Abstract
The hypothesis is presented that the thrust faults in the plains adjacent to the Bearpaw Mountains in north-central Montana were produced by a plainsward sliding of the volcanic rocks and underlying strata down the flanks of the low sedimentary arch on which the volcanics rest. It is predicated that this slipping took place on a bed of bentonite in the Colorado shale and was aided by earth tremors that accompanied the last stages of the volcanic outbursts. The flat-lying Upper Cretaceous and lower Tertiary strata in the adjacent plains which, if more rigid, would have obstructed the plainsward sliding of the tilted mountain mass or been overridden by it were shoved plainsward and thrust-faulted for a distance of 20 to 30 miles.
The faults show no progressive plainsward decrease in amount of thrust across the broad area in which they occur and are separated by wide belts of undeformed flat-lying strata.

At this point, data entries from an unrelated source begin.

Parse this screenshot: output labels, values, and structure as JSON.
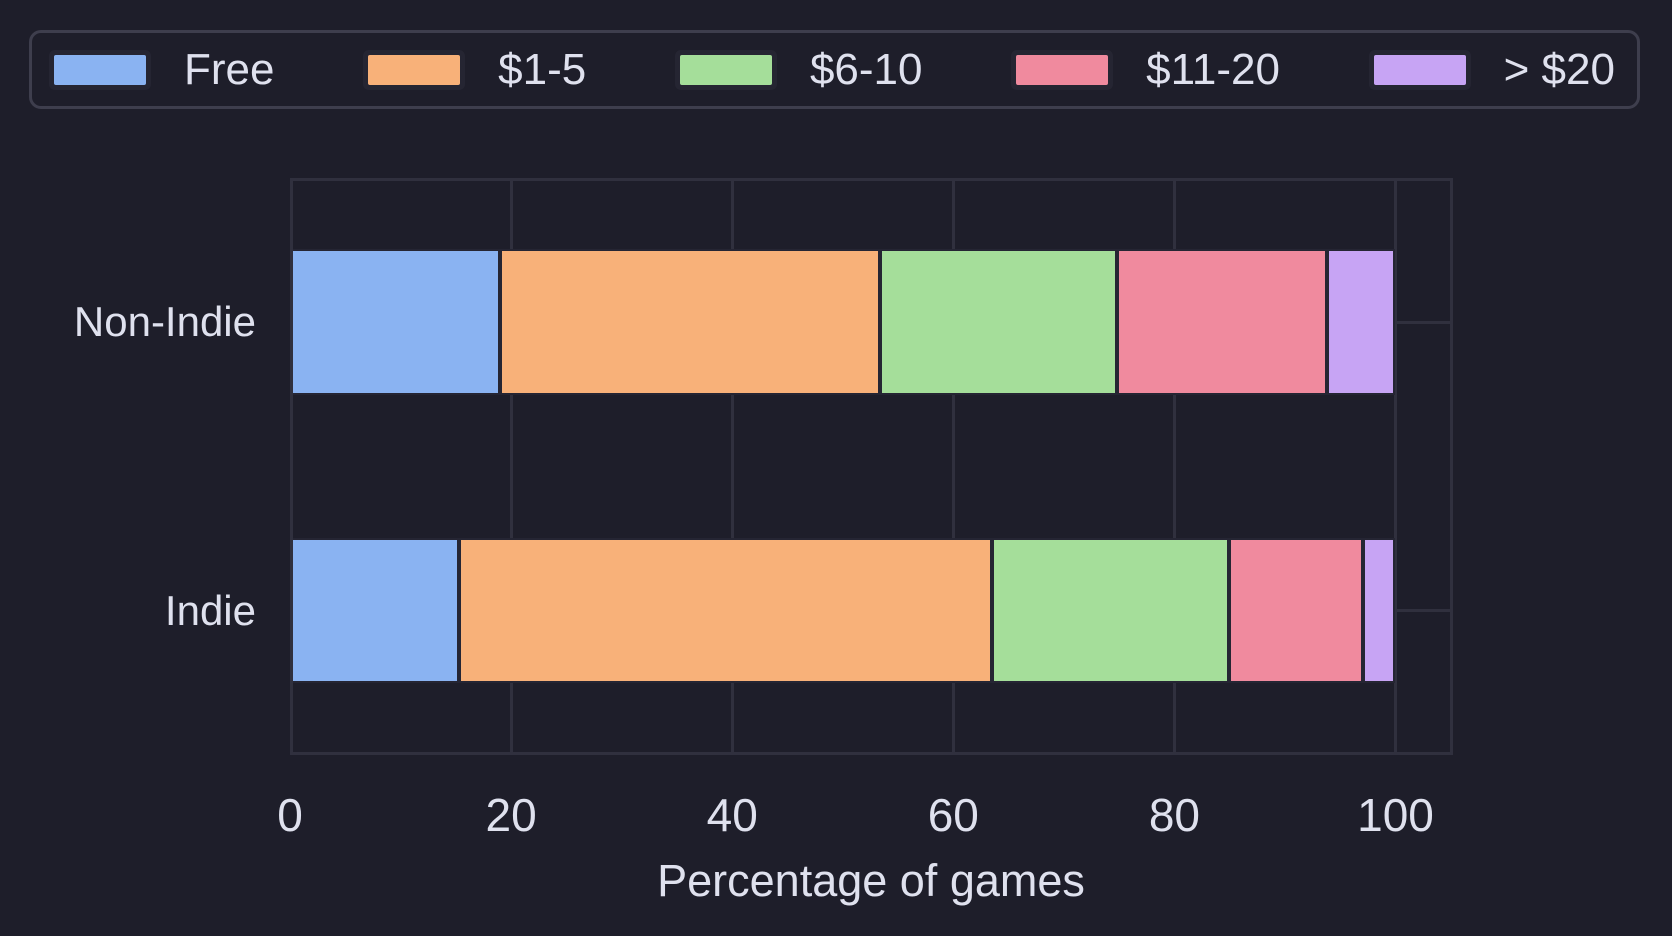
{
  "chart_data": {
    "type": "bar",
    "orientation": "horizontal",
    "stacked": true,
    "title": "",
    "xlabel": "Percentage of games",
    "ylabel": "",
    "categories": [
      "Non-Indie",
      "Indie"
    ],
    "series": [
      {
        "key": "free",
        "name": "Free",
        "color": "#8ab3f2",
        "values": [
          19.0,
          15.3
        ]
      },
      {
        "key": "1-5",
        "name": "$1-5",
        "color": "#f8b179",
        "values": [
          34.4,
          48.2
        ]
      },
      {
        "key": "6-10",
        "name": "$6-10",
        "color": "#a5de9a",
        "values": [
          21.4,
          21.4
        ]
      },
      {
        "key": "11-20",
        "name": "$11-20",
        "color": "#f08a9e",
        "values": [
          19.0,
          12.2
        ]
      },
      {
        "key": "gt-20",
        "name": "> $20",
        "color": "#c7a4f4",
        "values": [
          6.2,
          2.9
        ]
      }
    ],
    "xlim": [
      0,
      105.2
    ],
    "xticks": [
      0,
      20,
      40,
      60,
      80,
      100
    ],
    "grid": true,
    "legend_position": "top"
  },
  "ui_colors": {
    "background": "#1e1e2a",
    "grid_line": "#30303e",
    "text": "#dfe1ee",
    "legend_border": "#3e3e4d",
    "segment_edge": "#252533"
  }
}
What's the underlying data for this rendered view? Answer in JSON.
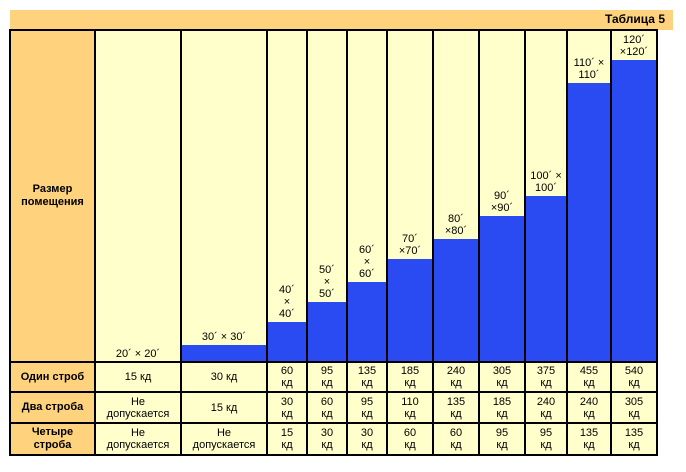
{
  "title": "Таблица 5",
  "row_headers": {
    "room_size": "Размер\nпомещения",
    "one": "Один строб",
    "two": "Два строба",
    "four": "Четыре\nстроба"
  },
  "columns": [
    {
      "size": "20´ × 20´",
      "fill_fraction": 0.0,
      "one": "15 кд",
      "two": "Не\nдопускается",
      "four": "Не\nдопускается"
    },
    {
      "size": "30´ × 30´",
      "fill_fraction": 0.05,
      "one": "30 кд",
      "two": "15 кд",
      "four": "Не\nдопускается"
    },
    {
      "size": "40´\n×\n40´",
      "fill_fraction": 0.12,
      "one": "60\nкд",
      "two": "30\nкд",
      "four": "15\nкд"
    },
    {
      "size": "50´\n×\n50´",
      "fill_fraction": 0.18,
      "one": "95\nкд",
      "two": "60\nкд",
      "four": "30\nкд"
    },
    {
      "size": "60´\n×\n60´",
      "fill_fraction": 0.24,
      "one": "135\nкд",
      "two": "95\nкд",
      "four": "30\nкд"
    },
    {
      "size": "70´\n×70´",
      "fill_fraction": 0.31,
      "one": "185\nкд",
      "two": "110\nкд",
      "four": "60\nкд"
    },
    {
      "size": "80´\n×80´",
      "fill_fraction": 0.37,
      "one": "240\nкд",
      "two": "135\nкд",
      "four": "60\nкд"
    },
    {
      "size": "90´\n×90´",
      "fill_fraction": 0.44,
      "one": "305\nкд",
      "two": "185\nкд",
      "four": "95\nкд"
    },
    {
      "size": "100´ ×\n100´",
      "fill_fraction": 0.5,
      "one": "375\nкд",
      "two": "240\nкд",
      "four": "95\nкд"
    },
    {
      "size": "110´ ×\n110´",
      "fill_fraction": 0.84,
      "one": "455\nкд",
      "two": "240\nкд",
      "four": "135\nкд"
    },
    {
      "size": "120´\n×120´",
      "fill_fraction": 0.91,
      "one": "540\nкд",
      "two": "305\nкд",
      "four": "135\nкд"
    }
  ],
  "colors": {
    "header": "#ffd27d",
    "body": "#ffffcc",
    "bar": "#2b4bf2",
    "border": "#000000"
  }
}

These anomalous features are attributable to slight frictional resistance t o movement offered by a slippery bentonite bed and the probability that the sedimentary rocks over part of the faulted belt were overlain and strengthened by a cover of volcanic rocks that thinned toward the outer margin of the faulted belt. The deformed strata consist chiefly of shales that were too weak to support the load involved in lifting the strata in anticlinal folds. Therefore, thrust faulting, instead of anticlinal folding, took place.